This past Sunday represented Dr. Francis Collins’s last day on the job as head of the National Institutes of Health. The man has proved himself a disgrace several times over. On his way out the door he did it one more time in his interview with Bret Baier on FOX News Sunday (transcript here). The man may be a happy idiot. Then again, the man may also be a conniving liar. The sages of InstaPundit would probably instruct me to embrace the healing power of “and.”

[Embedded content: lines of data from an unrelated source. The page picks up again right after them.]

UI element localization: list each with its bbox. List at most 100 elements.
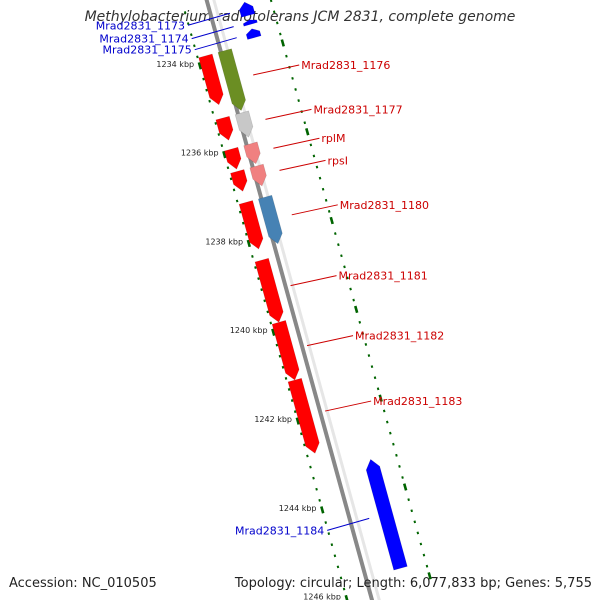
ruler-dot-outer: [202, 77, 205, 81]
gene-arrow: [238, 200, 264, 250]
ruler-dot-outer: [333, 554, 337, 558]
ruler-dot-inner: [398, 464, 401, 468]
ruler-dot-outer: [232, 188, 236, 192]
ruler-dot-inner: [297, 99, 300, 102]
ruler-dot-outer: [281, 365, 285, 369]
tick-label: 1246 kbp: [303, 593, 341, 600]
ruler-dot-outer: [275, 343, 279, 347]
ruler-dot-outer: [229, 177, 233, 181]
ruler-dot-inner: [410, 509, 413, 513]
ruler-dot-inner: [352, 298, 355, 302]
label-leader: [191, 26, 234, 40]
ruler-dot-inner: [291, 76, 294, 80]
ruler-dot-inner: [285, 54, 288, 58]
major-tick-inner: [402, 483, 408, 491]
ruler-dot-outer: [330, 543, 334, 547]
label-leader: [325, 400, 372, 412]
label-leader: [279, 159, 326, 171]
major-tick: [320, 506, 325, 514]
ruler-dot-outer: [257, 277, 260, 281]
ruler-dot-outer: [214, 121, 218, 125]
ruler-dot-inner: [269, 0, 273, 3]
ruler-dot-outer: [260, 288, 263, 292]
ruler-dot-outer: [278, 354, 282, 358]
label-leader: [187, 12, 231, 26]
ruler-dot-outer: [196, 55, 199, 59]
ruler-dot-inner: [272, 10, 276, 14]
gene-arrow-mrad2831_1176: [217, 48, 246, 111]
ruler-dot-outer: [220, 144, 224, 147]
gene-label-mrad2831_1175: Mrad2831_1175: [102, 44, 191, 57]
ruler-dot-outer: [269, 321, 273, 325]
major-tick: [295, 417, 300, 425]
gene-label-mrad2831_1180: Mrad2831_1180: [340, 199, 429, 212]
ruler-dot-outer: [266, 310, 269, 314]
ruler-dot-outer: [241, 221, 245, 225]
ruler-dot-outer: [327, 532, 331, 536]
ruler-dot-inner: [373, 376, 377, 380]
ruler-dot-outer: [318, 498, 321, 502]
ruler-dot-inner: [419, 542, 423, 546]
ruler-dot-inner: [294, 88, 297, 91]
ruler-dot-inner: [416, 531, 420, 535]
ruler-dot-outer: [300, 432, 303, 436]
gene-arrow-mrad2831_1173: [239, 1, 256, 18]
ruler-dot-outer: [238, 210, 242, 214]
ruler-dot-outer: [284, 376, 288, 380]
ruler-dot-outer: [251, 255, 254, 258]
gene-arrow-mrad2831_1174: [242, 19, 258, 27]
tick-label: 1238 kbp: [205, 237, 243, 246]
ruler-dot-inner: [425, 564, 429, 568]
ruler-dot-inner: [315, 165, 319, 169]
tick-label: 1244 kbp: [279, 504, 317, 513]
tick-label: 1242 kbp: [254, 415, 292, 424]
ruler-dot-outer: [312, 476, 315, 480]
ruler-dot-inner: [346, 276, 349, 280]
gene-arrow: [215, 115, 234, 141]
gene-arrow-mrad2831_1177: [234, 110, 254, 138]
ruler-dot-inner: [343, 265, 346, 269]
ruler-dot-outer: [183, 11, 187, 14]
tick-label: 1236 kbp: [181, 149, 219, 158]
gene-arrow: [230, 169, 248, 192]
major-tick-inner: [280, 39, 285, 47]
ruler-dot-inner: [364, 343, 368, 346]
ruler-dot-outer: [263, 299, 266, 303]
ruler-dot-outer: [309, 465, 312, 469]
ruler-dot-outer: [339, 576, 343, 580]
tick-label: 1234 kbp: [156, 60, 194, 69]
gene-label-mrad2831_1174: Mrad2831_1174: [99, 33, 188, 46]
gene-arrow-mrad2831_1181: [254, 257, 284, 323]
topology-summary: Topology: circular; Length: 6,077,833 bp…: [234, 576, 592, 591]
major-tick: [246, 239, 252, 248]
major-tick-inner: [427, 572, 432, 580]
ruler-dot-outer: [287, 388, 291, 391]
major-tick: [222, 150, 227, 159]
major-tick-inner: [329, 216, 334, 225]
ruler-dot-inner: [324, 198, 328, 202]
map-title: Methylobacterium radiotolerans JCM 2831,…: [84, 9, 516, 25]
major-tick-inner: [354, 305, 359, 314]
label-leader: [194, 37, 237, 51]
ruler-dot-inner: [309, 143, 313, 147]
ruler-dot-outer: [336, 565, 340, 569]
ruler-dot-outer: [190, 33, 193, 37]
ruler-dot-outer: [303, 443, 306, 447]
major-tick: [271, 328, 276, 336]
ruler-dot-outer: [211, 110, 214, 114]
ruler-dot-inner: [385, 420, 389, 424]
major-tick: [197, 62, 203, 70]
ruler-dot-inner: [413, 520, 417, 524]
gene-arrow-mrad2831_1175: [245, 28, 262, 40]
ruler-dot-inner: [321, 187, 325, 191]
ruler-dot-inner: [334, 232, 337, 236]
gene-label-mrad2831_1182: Mrad2831_1182: [355, 330, 444, 343]
ruler-dot-outer: [226, 166, 230, 170]
ruler-dot-inner: [422, 553, 426, 557]
gene-arrow-mrad2831_1184: [365, 458, 408, 571]
ruler-dot-outer: [324, 521, 328, 524]
ruler-dot-inner: [318, 176, 322, 180]
accession-text: Accession: NC_010505: [9, 576, 157, 591]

Baier drew on recently disclosed email to point out that Collins had teamed up with the fallacious Dr. Fauci (a/k/a “Science”) to disparage the authors of the Great Barrington Declaration. Disparaging the proponents and their advocacy of focused protection to mitigate the damage of Covid-19, Collins actually said this: “Hundreds of thousands of people would have died if we had followed that strategy, so I’m sorry, I was opposed to that [approach], I still am and I am not going to apologize for it.”

As of today we are at approximately 833,000 deaths attributed to the virus. I’m not sure what Collins was talking about. Maybe he meant “hundreds of thousands more” would have died. Baier didn’t follow up.

Baier raised the issue of Collins’s disparagement of the proponents of the Great Barrington Declaration by reference to “the early days downplaying or try to discredit the lab leak theory from Wuhan…I mean, now it seems like the lab leak is a real possibility.” Collins responded:

I’m really sorry that the lab leak has become such a distraction for so many people, because, frankly, we still don’t know. There is no evidence really to say. Most of the scientific community, myself included, think that is a possibility but far more likely this was a natural way in which a virus left a bat, maybe traveled through some other species and got to humans, and there was no lab leak involved. We won’t know until — unless China decides to open up about this, which they have not done, and shame on them for that.

I think this is false through and through, but China’s refusal “to open up about this” is evidence all by itself. The CCP knows what the evidence is and it remains a tightly guarded secret.

Their refusal “to open up about this” is a form of circumstantial evidence that is susceptible of differing inferences. One of those inferences is an inference of the lab’s guilt. Indeed, I think it is damned strong circumstantial evidence of guilt. In any event, however, Collins’s assertion that “there is no evidence really to say” is stupid at best.